In some languages, like Lisp and OCaml, every language construct is an expression that returns a value. Other languages, like Java or Python, have two kinds of language constructs: expressions, which combine compositionally and which have return values, and statements, which combine sequentially and which have no return values and thus must operate by side effect. Having statements in your language needlessly makes things more complicated, but language designers seem to want to go much further and add complexity that just seems capricious.
You cannot usually use a statement in a context where an expression is expected because there is no return value. You can use an expression where a statement is expected by simply discarding the return value. This means there are two kinds of contexts. A sane designer would provide a way to switch between statement and expression contexts, but language designers typically omit these.
Language constructs, such as binding or iteration, must be provided as statements or expressions or both. Language designers seem to randomly decide which constructs are statements and which are expressions based on whims and ease of compiler implementation. If you need to use a construct, but aren’t in the right kind of context, you need to switch contexts, but without a way to do this, you may have to rewrite code. For example, if you have a subexpression that could raise an exception that you want to handle, you’ll have to rewrite the containing expression as a series of statements.

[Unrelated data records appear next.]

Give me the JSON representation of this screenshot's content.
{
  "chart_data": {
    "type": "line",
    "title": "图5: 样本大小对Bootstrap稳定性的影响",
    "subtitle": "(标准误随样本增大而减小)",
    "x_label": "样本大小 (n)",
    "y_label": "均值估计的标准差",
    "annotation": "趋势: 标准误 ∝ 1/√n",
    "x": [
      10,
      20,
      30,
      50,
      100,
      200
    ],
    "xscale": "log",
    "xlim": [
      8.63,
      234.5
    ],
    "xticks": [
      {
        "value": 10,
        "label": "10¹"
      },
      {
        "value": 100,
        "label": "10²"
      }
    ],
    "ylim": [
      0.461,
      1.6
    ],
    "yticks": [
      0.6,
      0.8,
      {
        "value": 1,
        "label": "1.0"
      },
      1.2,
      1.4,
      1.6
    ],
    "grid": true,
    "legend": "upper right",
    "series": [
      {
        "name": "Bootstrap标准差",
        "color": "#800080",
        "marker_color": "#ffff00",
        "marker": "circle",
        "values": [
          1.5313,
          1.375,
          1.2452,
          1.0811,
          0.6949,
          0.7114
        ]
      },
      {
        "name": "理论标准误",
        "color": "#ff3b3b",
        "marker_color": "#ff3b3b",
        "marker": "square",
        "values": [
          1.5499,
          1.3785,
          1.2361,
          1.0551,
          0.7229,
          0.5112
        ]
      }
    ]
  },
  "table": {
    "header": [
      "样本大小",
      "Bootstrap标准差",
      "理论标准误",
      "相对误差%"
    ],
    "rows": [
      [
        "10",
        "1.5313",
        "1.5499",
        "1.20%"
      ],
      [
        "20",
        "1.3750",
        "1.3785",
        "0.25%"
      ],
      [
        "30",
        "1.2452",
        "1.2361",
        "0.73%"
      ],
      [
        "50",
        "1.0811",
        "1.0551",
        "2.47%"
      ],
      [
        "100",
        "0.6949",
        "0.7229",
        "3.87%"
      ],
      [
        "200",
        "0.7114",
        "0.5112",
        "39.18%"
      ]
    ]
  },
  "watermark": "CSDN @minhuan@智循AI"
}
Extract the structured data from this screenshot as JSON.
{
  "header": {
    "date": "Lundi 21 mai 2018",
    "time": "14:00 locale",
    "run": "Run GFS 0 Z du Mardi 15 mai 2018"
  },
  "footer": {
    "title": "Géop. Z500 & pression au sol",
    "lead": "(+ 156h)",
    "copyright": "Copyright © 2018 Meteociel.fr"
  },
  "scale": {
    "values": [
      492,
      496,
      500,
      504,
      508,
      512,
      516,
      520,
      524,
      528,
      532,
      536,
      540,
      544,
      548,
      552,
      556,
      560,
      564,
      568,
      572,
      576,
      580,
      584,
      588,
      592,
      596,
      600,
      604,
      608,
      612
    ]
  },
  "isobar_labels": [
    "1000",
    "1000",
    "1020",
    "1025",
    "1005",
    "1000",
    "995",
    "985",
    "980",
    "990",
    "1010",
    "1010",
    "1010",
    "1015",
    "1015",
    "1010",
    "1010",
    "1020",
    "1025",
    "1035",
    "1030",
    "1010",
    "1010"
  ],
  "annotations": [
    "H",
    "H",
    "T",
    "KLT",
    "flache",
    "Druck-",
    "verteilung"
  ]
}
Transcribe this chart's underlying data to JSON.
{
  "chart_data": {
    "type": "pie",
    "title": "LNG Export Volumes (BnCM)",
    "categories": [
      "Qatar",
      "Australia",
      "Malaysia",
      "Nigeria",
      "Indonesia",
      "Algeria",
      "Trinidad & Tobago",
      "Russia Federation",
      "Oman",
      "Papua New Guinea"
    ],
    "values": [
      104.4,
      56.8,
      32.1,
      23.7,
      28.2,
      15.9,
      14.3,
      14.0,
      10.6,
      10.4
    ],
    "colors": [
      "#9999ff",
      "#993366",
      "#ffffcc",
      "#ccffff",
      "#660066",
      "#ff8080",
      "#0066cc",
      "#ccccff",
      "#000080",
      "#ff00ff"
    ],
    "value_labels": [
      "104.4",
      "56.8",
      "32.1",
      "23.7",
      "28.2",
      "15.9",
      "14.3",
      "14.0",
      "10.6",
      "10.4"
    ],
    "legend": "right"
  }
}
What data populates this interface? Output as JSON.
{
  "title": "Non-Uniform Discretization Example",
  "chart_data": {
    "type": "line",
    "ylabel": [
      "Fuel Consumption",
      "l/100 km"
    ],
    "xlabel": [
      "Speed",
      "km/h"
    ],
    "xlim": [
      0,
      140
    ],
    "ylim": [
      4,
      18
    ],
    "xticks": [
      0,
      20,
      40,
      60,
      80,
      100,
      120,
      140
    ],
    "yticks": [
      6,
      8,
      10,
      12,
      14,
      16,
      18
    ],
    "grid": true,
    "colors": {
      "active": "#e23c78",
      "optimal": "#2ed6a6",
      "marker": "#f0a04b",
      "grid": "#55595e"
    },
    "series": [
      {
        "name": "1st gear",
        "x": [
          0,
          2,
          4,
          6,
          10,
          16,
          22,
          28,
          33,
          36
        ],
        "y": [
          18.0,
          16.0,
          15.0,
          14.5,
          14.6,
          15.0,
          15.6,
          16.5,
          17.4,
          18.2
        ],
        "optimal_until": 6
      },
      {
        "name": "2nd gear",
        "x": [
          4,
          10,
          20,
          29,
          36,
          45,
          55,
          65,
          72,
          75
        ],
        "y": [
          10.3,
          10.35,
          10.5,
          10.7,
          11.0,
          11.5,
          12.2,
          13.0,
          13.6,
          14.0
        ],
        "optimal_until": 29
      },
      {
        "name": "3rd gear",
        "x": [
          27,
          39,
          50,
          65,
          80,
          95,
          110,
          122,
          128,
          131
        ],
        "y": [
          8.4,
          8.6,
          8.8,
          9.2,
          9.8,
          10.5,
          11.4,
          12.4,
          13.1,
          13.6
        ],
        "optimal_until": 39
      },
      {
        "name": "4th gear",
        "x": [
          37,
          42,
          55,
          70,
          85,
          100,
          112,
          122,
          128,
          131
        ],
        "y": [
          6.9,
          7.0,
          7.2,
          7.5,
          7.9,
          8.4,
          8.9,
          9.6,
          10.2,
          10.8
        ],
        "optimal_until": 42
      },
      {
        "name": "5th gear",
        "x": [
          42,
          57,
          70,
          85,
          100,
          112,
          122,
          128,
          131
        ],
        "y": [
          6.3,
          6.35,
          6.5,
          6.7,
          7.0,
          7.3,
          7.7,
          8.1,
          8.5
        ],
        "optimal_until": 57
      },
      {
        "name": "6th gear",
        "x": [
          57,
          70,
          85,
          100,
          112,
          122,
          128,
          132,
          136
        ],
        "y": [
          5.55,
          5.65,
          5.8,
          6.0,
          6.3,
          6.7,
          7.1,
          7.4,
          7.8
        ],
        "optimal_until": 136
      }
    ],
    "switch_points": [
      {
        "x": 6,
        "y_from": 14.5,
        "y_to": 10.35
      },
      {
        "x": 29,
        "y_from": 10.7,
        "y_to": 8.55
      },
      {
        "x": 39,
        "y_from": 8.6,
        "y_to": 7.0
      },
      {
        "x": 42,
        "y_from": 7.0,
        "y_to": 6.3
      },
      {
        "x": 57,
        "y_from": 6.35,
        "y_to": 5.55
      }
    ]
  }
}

A sane language designer would use the same
syntax for the same construct in both expression and statement form,
but typically the construct will have a very different syntax.
Consider sequential statements in C. They are terminated by
semicolons. But sequential expressions are separated by commas.
Conditional statements use if/else
, but conditional expressions
use ?:
. When refactoring, you cannot simply move code between
contexts, you have to change the syntax as well.
Writing a function adds a new expression to the language. But function bodies aren’t expressions, they are statements. This automatically destroys referential transparency because you cannot substitute the function body (statements) at the call site (expression context).
try/catch
is a nightmare. Usually you only
get try/catch
as a statement, not an expression, so you
cannot use exception handling in a subexpression. You cannot
get a value out of a try/catch
without a side
effect. Throw
, on the other hand, throws a value, so
it could throw to an expression context, except
that catch
is a statement.
Having two kinds of language constructs and two different contexts in which you can use some of them but not others, and different syntaxes depending on the context just makes it that much more difficult to write programs. You have to keep track of which context is current and which syntax to use and constantly switch back and forth as you write a program. It would be easy for a compiler to introduce the necessary temporaries and rewrite the control flow so that you could use all language constructs in either context, but language designers don’t bother and leave it up to the programmer to do it manually.
And all this mess can be avoided by simply making everything be an expression that returns a value.